Anyone who has a swimming pool – or a neighbor with a pool – is probably familiar with the term “attractive nuisance” under US tort law. In layman’s terms, an attractive nuisance is something that may attract children but could potentially harm them. If a child is harmed, the owner of the attractive nuisance may be held liable.
I do not think that employees are children or childlike – but I wonder if email is the corporate equivalent of an attractive nuisance. When employees click on links in emails from unknown parties, even when security awareness training advises otherwise, is it due to the same curiosity that drives a child to sneak onto a construction site or climb a neighbor’s fence to gain access to a pool? Whether click-happy email behavior stems from curiosity or inattentiveness, the prevalence of phishing or social engineering attacks on email tips the scales away from “attractive” and more toward “potential” nuisance.
The use of emails as a favored vector for disseminating malware puts a spotlight on the ubiquitous platform that email runs on, Exchange Server. Server security and availability are primary considerations. In its Microsoft Exchange Server 2016 Audit/Assurance Program, ISACA has addressed these areas through providing configuration and deployment tests, role-based access control, performance, logging, and backup and recovery. The purpose of the audit program is to assist IT auditors in their assessments of deployments of Microsoft Exchange Server 2016.
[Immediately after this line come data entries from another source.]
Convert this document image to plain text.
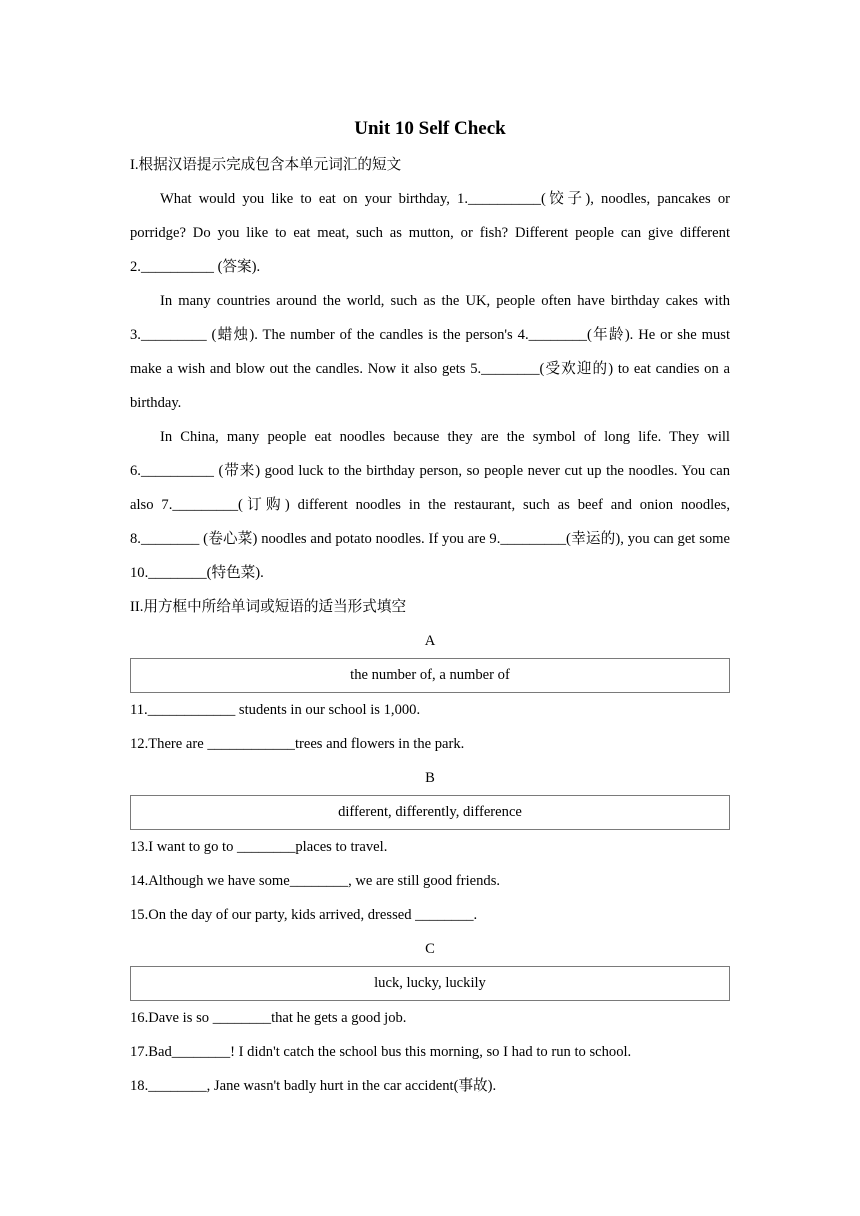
Unit 10 Self Check
I.根据汉语提示完成包含本单元词汇的短文

What would you like to eat on your birthday, 1.__________(饺子), noodles, pancakes or porridge? Do you like to eat meat, such as mutton, or fish? Different people can give different 2.__________ (答案).

In many countries around the world, such as the UK, people often have birthday cakes with 3._________ (蜡烛). The number of the candles is the person's 4.________(年龄). He or she must make a wish and blow out the candles. Now it also gets 5.________(受欢迎的) to eat candies on a birthday.

In China, many people eat noodles because they are the symbol of long life. They will 6.__________ (带来) good luck to the birthday person, so people never cut up the noodles. You can also 7._________(订购) different noodles in the restaurant, such as beef and onion noodles, 8.________ (卷心菜) noodles and potato noodles. If you are 9._________(幸运的), you can get some 10.________(特色菜).

II.用方框中所给单词或短语的适当形式填空
A
the number of, a number of
11.____________ students in our school is 1,000.
12.There are ____________trees and flowers in the park.
B
different, differently, difference
13.I want to go to ________places to travel.
14.Although we have some________, we are still good friends.
15.On the day of our party, kids arrived, dressed ________.
C
luck, lucky, luckily
16.Dave is so ________that he gets a good job.
17.Bad________! I didn't catch the school bus this morning, so I had to run to school.
18.________, Jane wasn't badly hurt in the car accident(事故).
Email exploitation is generally included when organizations expend time and resources on creating a culture of security. These efforts frequently start with an information security training program. While this is a great start, there appears to be a disconnect between information security training and user behavior. Therefore, creating a culture of security should include an assessment of training effectiveness, such as the use of phishing simulations. Additionally, security can be supported by frequent reinforcement of best practices in “tapas fashion” rather than “firehose fashion.” That is, present smaller periodic training segments rather than a longer annual session that may offer too much information at one time for some users.
Reliance on email is firmly institutionalized. It’s convenient. By extension, reliance on Microsoft Servers to support email and other Outlook functions, such as meeting scheduling, creation of task lists and contact records, continues to require significant efforts to ensure availability and security of sensitive information communicated through and stored by email. In this environment, coupling Exchange Server security and a culture of security go a long way toward ensuring email does not become a security nuisance.